The PM's religious adviser had endorsed text message divorce
That ruling had been endorsed by the prime minister's religious affairs adviser.
Now, however, the government says it will consider increasing the fines and jail sentences for men who pronounce the talak - or declaration of divorce - by electronic means, such as e-mail, fax or text message.
Men who declare divorce outside a court already face up to three years in jail.
Malaysians love high technology - just over half the population own mobile phones.
But just over half of Malaysians are also Muslims and bound by Islamic sharia law, rooted in scriptures 1,400 years old.
Even the country's Prime Minister, Doctor Mahathir Mohamad, accepts that this can occasionally cause problems.

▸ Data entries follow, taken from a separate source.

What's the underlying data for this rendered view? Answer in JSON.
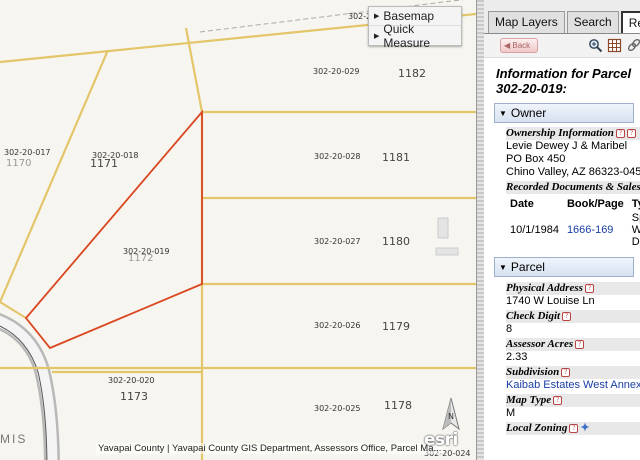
{
  "map": {
    "menu": [
      {
        "label": "Basemap"
      },
      {
        "label": "Quick Measure"
      }
    ],
    "parcels": [
      {
        "id": "302-2",
        "address": ""
      },
      {
        "id": "302-20-029",
        "address": "1182"
      },
      {
        "id": "302-20-017",
        "address": "1170"
      },
      {
        "id": "302-20-018",
        "address": "1171"
      },
      {
        "id": "302-20-028",
        "address": "1181"
      },
      {
        "id": "302-20-019",
        "address": "1172"
      },
      {
        "id": "302-20-027",
        "address": "1180"
      },
      {
        "id": "302-20-026",
        "address": "1179"
      },
      {
        "id": "302-20-020",
        "address": "1173"
      },
      {
        "id": "302-20-025",
        "address": "1178"
      },
      {
        "id": "302-20-024",
        "address": ""
      }
    ],
    "road_label": "MIS",
    "attribution": "Yavapai County | Yavapai County GIS Department, Assessors Office, Parcel Ma...",
    "logo": "esri",
    "north_label": "N",
    "selected_color": "#d9461f",
    "line_color": "#e3c56a"
  },
  "panel": {
    "tabs": [
      {
        "label": "Map Layers"
      },
      {
        "label": "Search"
      },
      {
        "label": "Results"
      }
    ],
    "back_label": "Back",
    "title": "Information for Parcel 302-20-019:",
    "owner": {
      "header": "Owner",
      "ownership_label": "Ownership Information",
      "owner_name": "Levie Dewey J & Maribel",
      "address1": "PO Box 450",
      "address2": "Chino Valley, AZ  86323-0450",
      "recorded_label": "Recorded Documents & Sales",
      "doc_headers": [
        "Date",
        "Book/Page",
        "Type"
      ],
      "doc_row": {
        "date": "10/1/1984",
        "book": "1666-169",
        "type_lines": [
          "Sp",
          "Wa",
          "D"
        ]
      }
    },
    "parcel": {
      "header": "Parcel",
      "physical_address_label": "Physical Address",
      "physical_address": "1740 W Louise Ln",
      "check_digit_label": "Check Digit",
      "check_digit": "8",
      "acres_label": "Assessor Acres",
      "acres": "2.33",
      "subdivision_label": "Subdivision",
      "subdivision": "Kaibab Estates West Annex #",
      "map_type_label": "Map Type",
      "map_type": "M",
      "zoning_label": "Local Zoning"
    }
  }
}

Last week, a sharia court declared that a text message sent by a man to his wife reading "if you don't leave your parents house, you'll be divorced", had legal force.
While it may be correct from other angles, it is not the way to get a divorce, Doctor Mahathir told reporters.

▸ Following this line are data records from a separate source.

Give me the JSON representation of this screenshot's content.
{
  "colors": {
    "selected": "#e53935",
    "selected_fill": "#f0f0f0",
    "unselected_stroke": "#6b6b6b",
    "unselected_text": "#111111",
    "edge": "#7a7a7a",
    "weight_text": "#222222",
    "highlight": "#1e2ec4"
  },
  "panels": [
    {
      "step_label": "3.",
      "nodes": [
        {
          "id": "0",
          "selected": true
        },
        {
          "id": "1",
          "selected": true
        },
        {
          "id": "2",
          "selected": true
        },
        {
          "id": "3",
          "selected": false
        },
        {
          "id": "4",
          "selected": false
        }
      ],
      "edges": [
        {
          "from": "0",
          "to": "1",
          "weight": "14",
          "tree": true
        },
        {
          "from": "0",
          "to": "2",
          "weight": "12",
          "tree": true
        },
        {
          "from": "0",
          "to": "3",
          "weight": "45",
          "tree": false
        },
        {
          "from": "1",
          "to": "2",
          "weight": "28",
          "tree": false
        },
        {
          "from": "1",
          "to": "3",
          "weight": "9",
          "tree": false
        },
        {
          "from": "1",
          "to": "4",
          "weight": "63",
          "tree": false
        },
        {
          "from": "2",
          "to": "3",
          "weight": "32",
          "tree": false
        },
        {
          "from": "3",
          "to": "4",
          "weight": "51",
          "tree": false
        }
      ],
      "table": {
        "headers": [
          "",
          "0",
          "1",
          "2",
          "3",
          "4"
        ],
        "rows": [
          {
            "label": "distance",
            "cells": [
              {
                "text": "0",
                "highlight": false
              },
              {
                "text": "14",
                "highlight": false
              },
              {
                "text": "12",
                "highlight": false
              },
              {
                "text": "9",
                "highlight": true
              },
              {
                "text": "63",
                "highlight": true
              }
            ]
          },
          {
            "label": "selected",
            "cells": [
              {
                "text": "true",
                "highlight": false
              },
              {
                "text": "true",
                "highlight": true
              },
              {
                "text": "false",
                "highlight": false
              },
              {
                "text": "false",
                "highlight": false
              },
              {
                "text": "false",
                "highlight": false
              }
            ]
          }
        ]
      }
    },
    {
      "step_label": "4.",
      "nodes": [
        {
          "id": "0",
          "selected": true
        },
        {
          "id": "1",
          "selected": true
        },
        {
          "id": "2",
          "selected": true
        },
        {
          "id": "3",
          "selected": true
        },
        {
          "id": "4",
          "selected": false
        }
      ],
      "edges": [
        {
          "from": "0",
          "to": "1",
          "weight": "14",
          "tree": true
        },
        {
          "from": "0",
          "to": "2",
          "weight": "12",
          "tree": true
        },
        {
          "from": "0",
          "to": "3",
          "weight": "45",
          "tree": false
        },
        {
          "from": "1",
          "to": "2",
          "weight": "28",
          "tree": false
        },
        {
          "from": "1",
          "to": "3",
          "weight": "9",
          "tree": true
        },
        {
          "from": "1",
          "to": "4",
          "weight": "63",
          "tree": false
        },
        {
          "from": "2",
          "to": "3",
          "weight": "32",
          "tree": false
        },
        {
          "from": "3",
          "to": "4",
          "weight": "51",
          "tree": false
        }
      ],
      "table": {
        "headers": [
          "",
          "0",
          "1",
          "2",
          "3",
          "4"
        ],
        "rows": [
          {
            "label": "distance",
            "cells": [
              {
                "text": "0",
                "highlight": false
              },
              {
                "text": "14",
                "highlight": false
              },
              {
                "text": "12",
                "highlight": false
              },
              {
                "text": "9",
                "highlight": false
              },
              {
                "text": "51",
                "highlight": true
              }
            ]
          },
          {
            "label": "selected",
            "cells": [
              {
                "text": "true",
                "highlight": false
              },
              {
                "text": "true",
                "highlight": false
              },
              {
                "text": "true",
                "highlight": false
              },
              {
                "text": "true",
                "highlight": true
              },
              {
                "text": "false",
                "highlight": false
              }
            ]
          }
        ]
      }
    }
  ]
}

Last week's court ruling was condemned by women's groups and Malaysia's minister for women, who accused a small minority of Muslim men of damaging the reputation of Islam.
Sharia law requires a man to tell his wife three times that he divorces her. At least one declaration must be before a religious official.
Women wishing to end their marriages are subject to a far more arduous procedure under Islamic law.